I think for this most part I’ve been quite unable to make good yarn purchases and to apply them in the right garments. I lack that instinct also because I’m not big on planning or swatching, for that matter. I’m more of an impulsive knitter with a lot of mix-matched yarns, which leads me to a rather disorganized list of WIPs. But I can proud myself of some knitting achievements, thanks to some perseverance and planning, I may admit.

I began knitting shortly after my mother passed away. A year or so. She had taught me how to crochet when I was sixteen, and I got quite hooked on it, pun intended, namely due to a friend that crocheted the craziest things, in this flower-power 70s revival thing that was happening by the early 2000s. We both visited yarn stores full of colorful synthetic yarns for a whole year, collecting a bunch of the worst yarns I’ve ever used. With time I became quite good at it. But I always felt crochet was meant for accessories, not clothing which now I recall as short sided or just lacking the endless internet of our days back then. I crocheted a whole winter scarf, a granny-squares bag, and many small flowers that I wanted to turn into another accessory. I made broches out of crochet flowers and Christmas tree stars out of white lace cotton yarn. I was quite industrious and very intuitive when it came to crochet. But by my mid twenties I was feeling I lacked the kind of “grown-up” knowledge that came with knitting, that would allow me to make actual pieces of clothing.

I had never learned it with my mother, although she tried to teach me once to knit Portuguese-style, with the yarn around the neck. But I did not catch the knitting bug back then, so, in 2011 on a trip to Sweden to visit my cousin who was living there I grabbed the opportunity to start knitting as she did, continental style, with beautiful wooden needles - instead of the long plastic or metal needles with a hook that I had inherited from my mother.

It was hard at first, but with time I took to it in a sort of obsessive way, watching videos online and taking lessons. By the time I went back to Sweden, on my own now, for a working internship, I had almost mastered the craft, in my own personal messy way. I slipped stitches, and knitted through the front and sometimes trough the back, with little consciousness of what I was doing. Besides being messy I loved that large learning curve that never seamed to end. It was an endeavour. One that I felt connected me directly to my mother and her endless handmaking capabilities and projects.

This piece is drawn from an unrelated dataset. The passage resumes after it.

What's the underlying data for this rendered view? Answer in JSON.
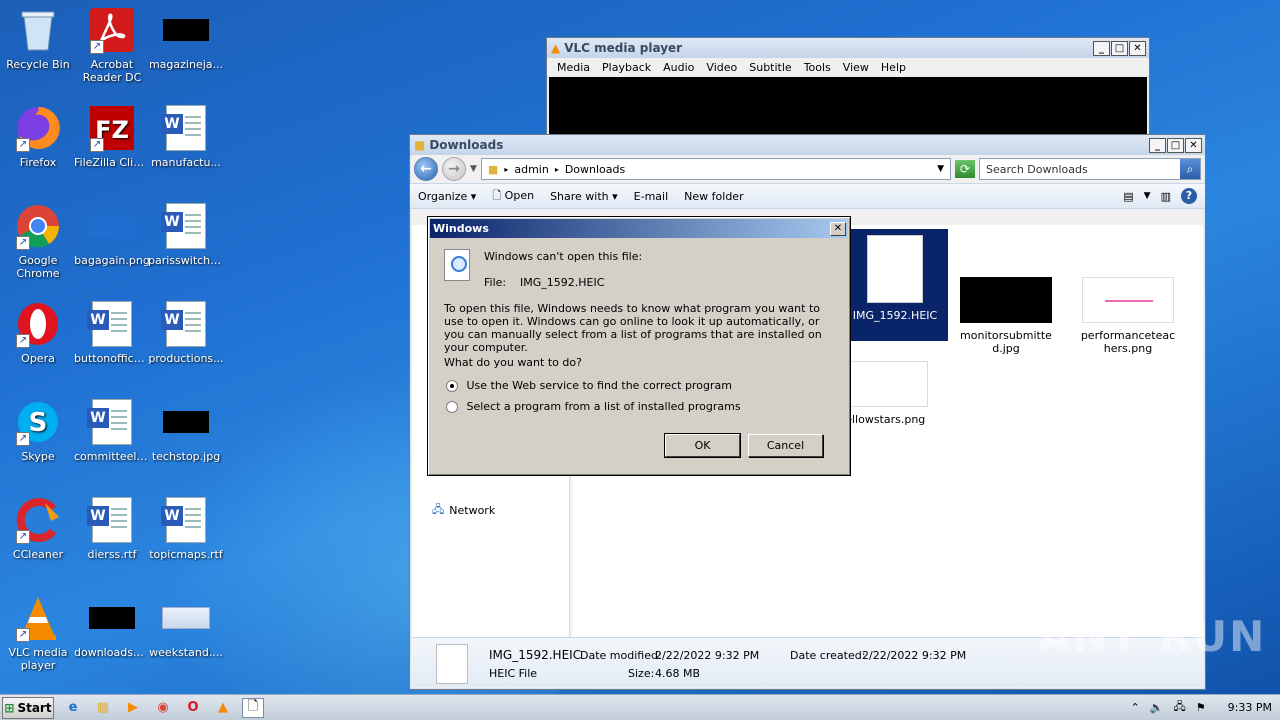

As I discovered later, knitting also made up an exclusive world of mine, that shielded me from my not-so-healthy relationship at the time, and sort of kept me afloat during the many years I dwelt in it. It was much more than an escape, it was my very own bubble of time and handmaking that was exclusively mine, and in which I could just allow my own though, with no interferences. I come to believe now that knitting (and also yoga, that I took up at that time) was essential to maintain my sanity and some mental clarity in amidst of all the psychological violence I endured.